The refurbishing project will include as many as four new nuclear reactors, supplying a maximum net electrical output of up to 4,800 Megawatts. Ontario Power Generating (OPG) also intends to apply for a license to construct a grid-scale Small Module Reactor, which represents the “next wave” of nuclear power and are “critical” to reducing greenhouse gas emissions, according to a staff report.

According to the Conference Board of Canada, the $12.8 billion project will generate $14.9 billion in economic benefits to Ontario, including thousands of construction jobs at Darlington and at some 60 Ontario companies supplying components for the work.  The project is scheduled for completion by 2026, and will ensure safe plant operation through 2055.

Work on Unit 1 will begin next year. Units 2 and 3 were the first to be taken offline for a refurbishment expected to take about three years each. Unit 2’s work was completed in March of last year and was back online by June, 2020.

Clarington Council supported the OPG application to renew its licence and Mayor Adrian Foster and staff were on hand last month at the Canadian Nuclear Safety Commission hearing.

OPG has signed a $120 million agreement with GE Steam Power to play a significant role in the refurbishment, which will include turnkey installation and commissioning of steam turbine and excitation control system upgrades. The work also will include generator and auxiliary upgrades for three of Darlington’s four units.

GE was also commissioned to build a new stator – a stationary component that helps to convert rotational energy into electrical energy.

The stator was built at General Electric facilities in Poland before being shipped across the Atlantic Ocean (on a barge called “Happy River”), to the Port of Oshawa, and then onto Darlington’s East Warehouse, where the stator will be stored.

OPG first embarked on its long-term refurbishment of Darlington in 2013 and GE Steam Power supplied a 400-ton generator stator during that work, as well as supporting contributions with maintenance outages and engineering services.

Another General Electric division, GE Hitachi, is hoping to supply the Small Module Reactor technology. Their BWRX-300 SMR is a water-cooled, natural circulation small modular reactor that the company promises to be operational by 2028.

GE-Hitachi is one of three vendors looking to build the SMR. OPG anticipates choosing the winning bidder at the end of the year.

Following three decades of operation, OPG announced a ten-year plan to refurbish Darlington, an ambitious project which will extend the life of the facility for an additional 30 years.

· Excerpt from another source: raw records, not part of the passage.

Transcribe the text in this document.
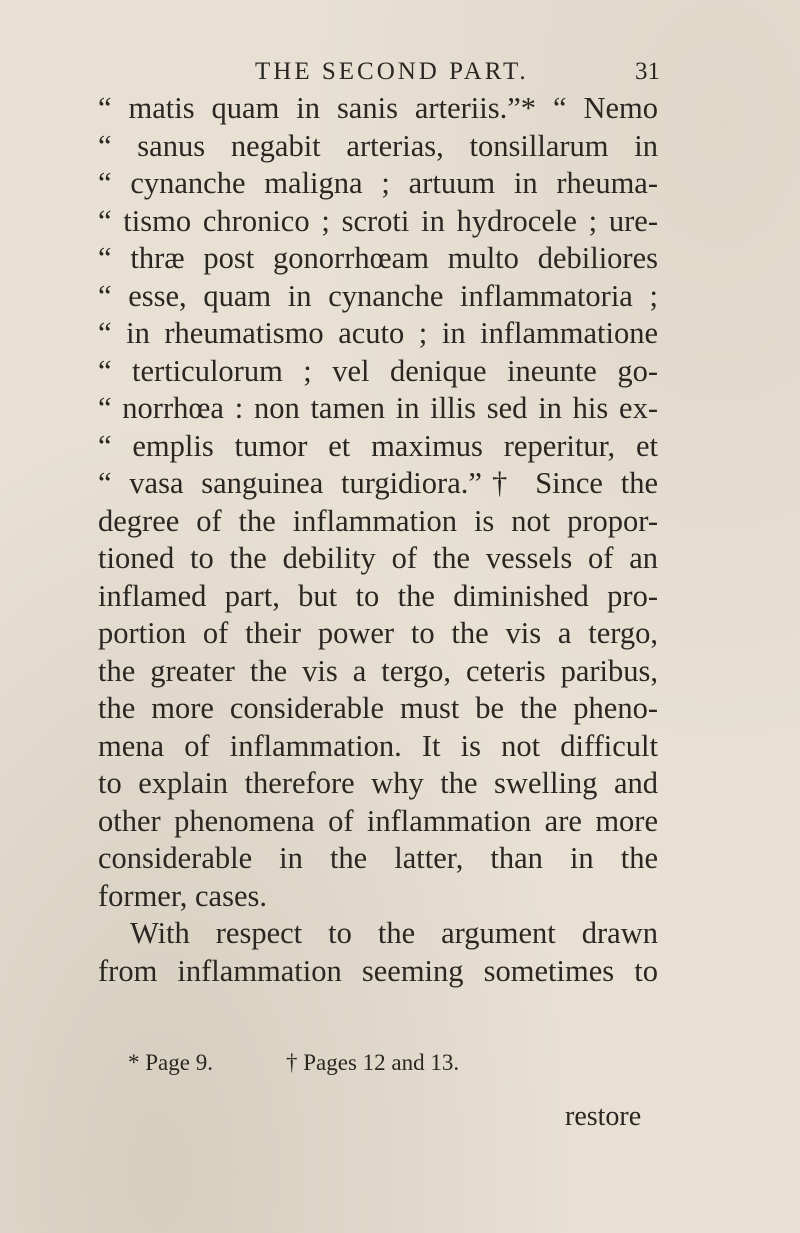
THE SECOND PART.	31
“ matis quam in sanis arteriis.”* “ Nemo
“ sanus negabit arterias, tonsillarum in
“ cynanche maligna ; artuum in rheuma-
“ tismo chronico ; scroti in hydrocele ; ure-
“ thræ post gonorrhœam multo debiliores
“ esse, quam in cynanche inflammatoria ;
“ in rheumatismo acuto ; in inflammatione
“ terticulorum ; vel denique ineunte go-
“ norrhœa : non tamen in illis sed in his ex-
“ emplis tumor et maximus reperitur, et
“ vasa sanguinea turgidiora.”† Since the
degree of the inflammation is not propor-
tioned to the debility of the vessels of an
inflamed part, but to the diminished pro-
portion of their power to the vis a tergo,
the greater the vis a tergo, ceteris paribus,
the more considerable must be the pheno-
mena of inflammation. It is not difficult
to explain therefore why the swelling and
other phenomena of inflammation are more
considerable in the latter, than in the
former, cases.
With respect to the argument drawn
from inflammation seeming sometimes to
* Page 9.	† Pages 12 and 13.
restore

Under the refurbishment plan, the Darlington units are shut down, defueled and islanded to disconnect the reactor from the rest of the plant. What follows include containment pressure testing, disassembly of feeder tubes, the fuel channel, and the Calandria tube.

The Darlington Nuclear Generating Station, located east of Toronto on the shores of Lake Ontario, generates enough power for two million homes, which represents 20 per cent of Ontario’s demand.

Last September, the 878-MW Darlington Unit 1 set a record for continuous operation of a nuclear power reactor when it went 963 days without a stoppage. When Unit 1 went down for maintenance February 4, the plant hit 1,105 continuous days of generation, the world record for the longest continuous operation of a nuclear power plant.